Tetapi entah karena alpa, tidak tuntas ataupun sengaja karena semua hanya didesign sebagai politik pencitraan, tim gabungan alih-alih menyelesaikan masalah, yang ada justru menimbulkan masalah baru dan menimbulkan kepercayaan publik.

Pada dasarnya keberhasilan sebuah kelompok yang terdiri dari berbagai macam kepentingan bisa diukur dari aspek produktivitas dan moralitas. Dalam aspek produktivitas bisa dilihat sampai sejauhmana targetan pekerjaan bisa dicapai. Sedangkan secara moral, kesuksesan sebuah kelompok bisa dilihat sampai sejauh mana publik bisa dipuaskan dari seluruh hasil kerja yang telah dilakukan.

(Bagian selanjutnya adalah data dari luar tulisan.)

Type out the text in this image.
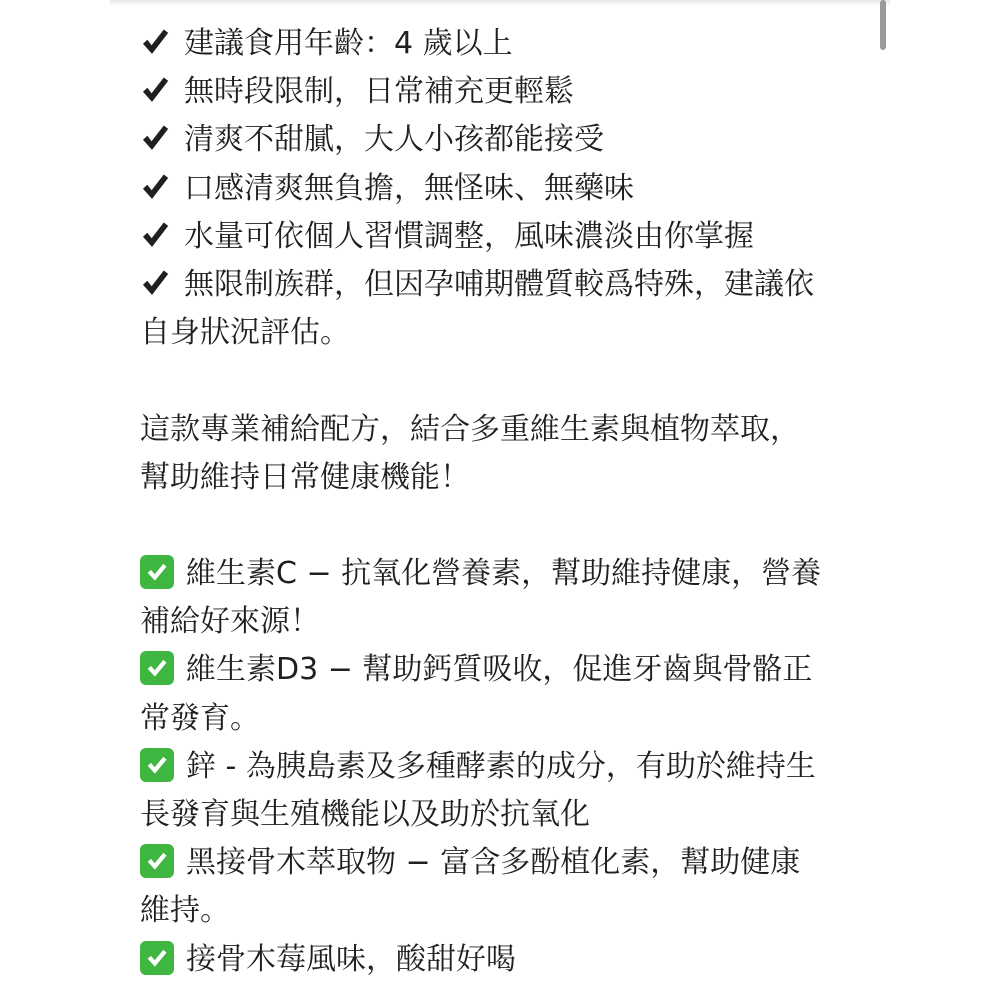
建議食用年齡：4 歲以上
無時段限制，日常補充更輕鬆
清爽不甜膩，大人小孩都能接受
口感清爽無負擔，無怪味、無藥味
水量可依個人習慣調整，風味濃淡由你掌握
無限制族群，但因孕哺期體質較爲特殊，建議依
自身狀況評估。
這款專業補給配方，結合多重維生素與植物萃取，
幫助維持日常健康機能！
維生素C − 抗氧化營養素，幫助維持健康，營養
補給好來源！
維生素D3 − 幫助鈣質吸收，促進牙齒與骨骼正
常發育。
鋅 - 為胰島素及多種酵素的成分，有助於維持生
長發育與生殖機能以及助於抗氧化
黑接骨木萃取物 − 富含多酚植化素，幫助健康
維持。
接骨木莓風味，酸甜好喝
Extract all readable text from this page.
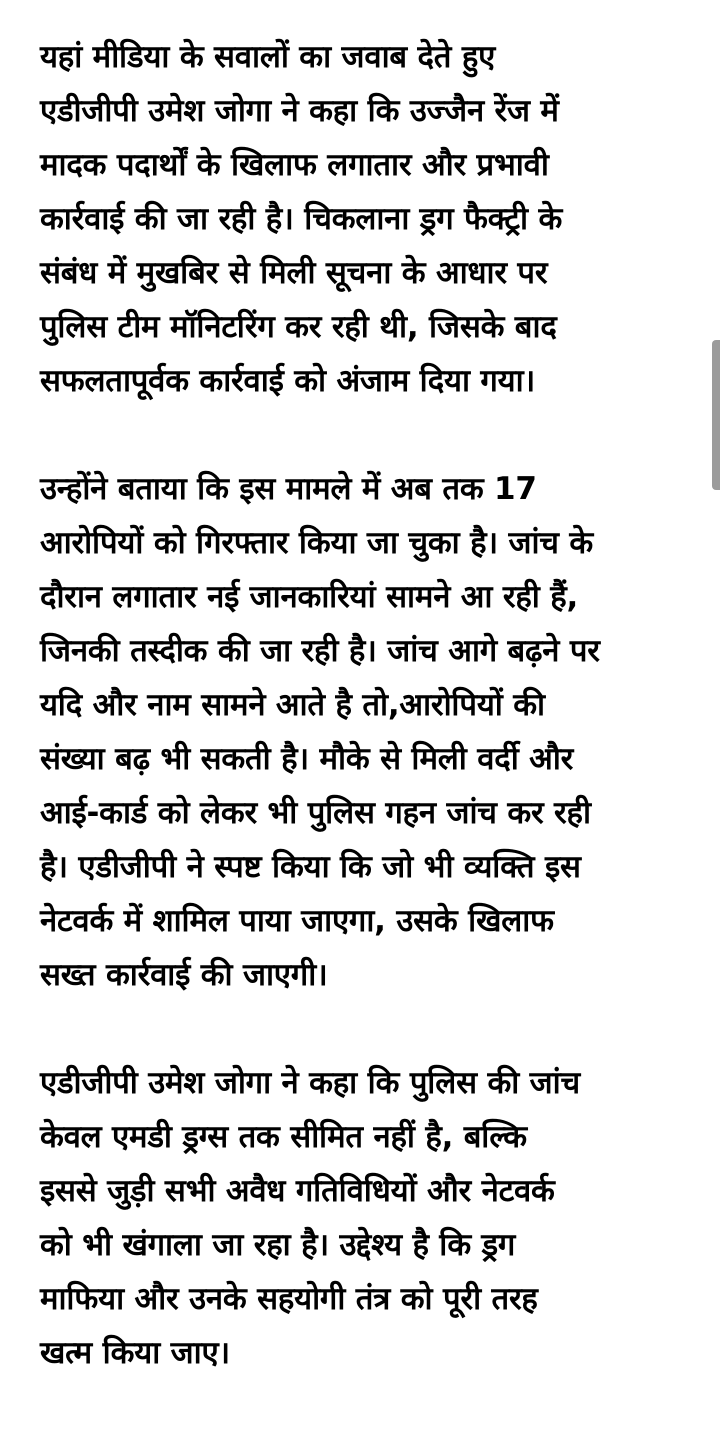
यहां मीडिया के सवालों का जवाब देते हुए
एडीजीपी उमेश जोगा ने कहा कि उज्जैन रेंज में
मादक पदार्थों के खिलाफ लगातार और प्रभावी
कार्रवाई की जा रही है। चिकलाना ड्रग फैक्ट्री के
संबंध में मुखबिर से मिली सूचना के आधार पर
पुलिस टीम मॉनिटरिंग कर रही थी, जिसके बाद
सफलतापूर्वक कार्रवाई को अंजाम दिया गया।

उन्होंने बताया कि इस मामले में अब तक 17
आरोपियों को गिरफ्तार किया जा चुका है। जांच के
दौरान लगातार नई जानकारियां सामने आ रही हैं,
जिनकी तस्दीक की जा रही है। जांच आगे बढ़ने पर
यदि और नाम सामने आते है तो,आरोपियों की
संख्या बढ़ भी सकती है। मौके से मिली वर्दी और
आई-कार्ड को लेकर भी पुलिस गहन जांच कर रही
है। एडीजीपी ने स्पष्ट किया कि जो भी व्यक्ति इस
नेटवर्क में शामिल पाया जाएगा, उसके खिलाफ
सख्त कार्रवाई की जाएगी।

एडीजीपी उमेश जोगा ने कहा कि पुलिस की जांच
केवल एमडी ड्रग्स तक सीमित नहीं है, बल्कि
इससे जुड़ी सभी अवैध गतिविधियों और नेटवर्क
को भी खंगाला जा रहा है। उद्देश्य है कि ड्रग
माफिया और उनके सहयोगी तंत्र को पूरी तरह
खत्म किया जाए।
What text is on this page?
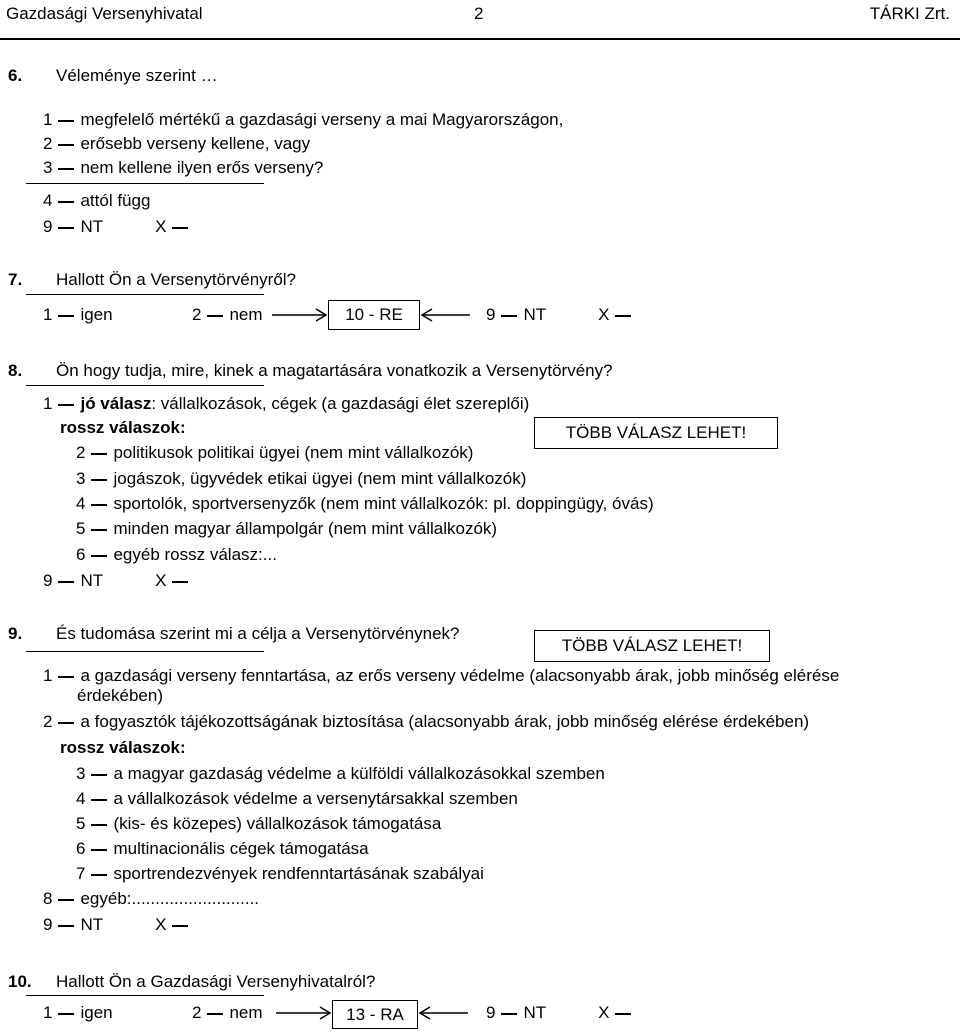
Gazdasági Versenyhivatal	2	TÁRKI Zrt.
6. Véleménye szerint …
1 megfelelő mértékű a gazdasági verseny a mai Magyarországon,
2 erősebb verseny kellene, vagy
3 nem kellene ilyen erős verseny?
4 attól függ
9 NT	X
7. Hallott Ön a Versenytörvényről?
1 igen	2 nem	10 - RE	9 NT	X
8. Ön hogy tudja, mire, kinek a magatartására vonatkozik a Versenytörvény?
1 jó válasz: vállalkozások, cégek (a gazdasági élet szereplői)
rossz válaszok:	TÖBB VÁLASZ LEHET!
2 politikusok politikai ügyei (nem mint vállalkozók)
3 jogászok, ügyvédek etikai ügyei (nem mint vállalkozók)
4 sportolók, sportversenyzők (nem mint vállalkozók: pl. doppingügy, óvás)
5 minden magyar állampolgár (nem mint vállalkozók)
6 egyéb rossz válasz:...
9 NT	X
9. És tudomása szerint mi a célja a Versenytörvénynek?
TÖBB VÁLASZ LEHET!
1 a gazdasági verseny fenntartása, az erős verseny védelme (alacsonyabb árak, jobb minőség elérése
érdekében)
2 a fogyasztók tájékozottságának biztosítása (alacsonyabb árak, jobb minőség elérése érdekében)
rossz válaszok:
3 a magyar gazdaság védelme a külföldi vállalkozásokkal szemben
4 a vállalkozások védelme a versenytársakkal szemben
5 (kis- és közepes) vállalkozások támogatása
6 multinacionális cégek támogatása
7 sportrendezvények rendfenntartásának szabályai
8 egyéb:...........................
9 NT	X
10. Hallott Ön a Gazdasági Versenyhivatalról?
1 igen	2 nem	13 - RA	9 NT	X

Kabinet pelangi yang berjanji bekerja solid dan all out dihadang permasalahan mendasar dalam bekerja; koordinasi dan komunikasi. Meskipun telah dilaksanakan summit berskala besar-besaran juga rapat koordinasi nasional, hasil dari usaha penyamaan visi ini belum terlihat sampai sekarang. Penganiayaan TKI terus terjadi, penanganan bencana tidak ada perubahan signifikan, diplomasi luar negeri mendatangkan rasa malu dan kemiskinan pun hanya berubah definisi bukan kondisi

Kumpulan elite di Sekretariat Gabungan tidak jauh berbeda. Bertujuan menyelesaikan seluruh “sengketa politik”, Setgab justru menciptakan sengketa baru. Ide pembentukan poros partai tengah dalam Setgab bagaimanapun bukan saja lahir dari marginalisasi peran antar komponen partai pendukung, tetapi juga menunjukan bagaimana pengelolaan konflik kelompok dalam Setgab itu sendiri. Begitu juga Satgas pemberantasan mafia hukum. Anggota Satgas dari unsur kepolisian menyatakan keluar dari Satgas karena tersinggung dengan ucapan salah seorang anggota Satgas. Unsur kejaksaan digugat karena menunjukan adanya keseteraan perwakilan kelompok. Lebih jauh lagi, Satgas sekarang menjadi poros baru pusat konfllik kekuasaan

Perkumpulan Minus Loyalitas

Sia-sianya usaha mengatasi masalah dengan pendekatan “perkumpulan’ pada dasarnya terletak dari logika dasar “perkumpulan” yang dilupakan. Presiden dan para elite bersusah payah mengumpulkan seluruh kepentingan tetapi dengan melupakan hal mendasar adanya sebuah perkumpulan itu sendiri; persatuan. Problem mendasar inilah yang terlihat jelas oleh publik; adanya perkumpulan tanpa persatuan.

Sebuah perkumpulan pada dasarnya tidak jauh berbeda dengan kerumunan. Ada lebih dari tiga orang yang duduk bersama dengan tujuan masing-masing dan tidak mendialogkan tujuan bersama. Semua berjalan sesuai dengan tujuan masing-masing bukan tujuan bersama. Ketika tujuan bersama diungkap dan disepakati, itu pun hanya dalam tataran yang sangat semu sekedar untuk penghormatan ataupun menjaga tujuan sendiri bisa tetap terfasilitasi.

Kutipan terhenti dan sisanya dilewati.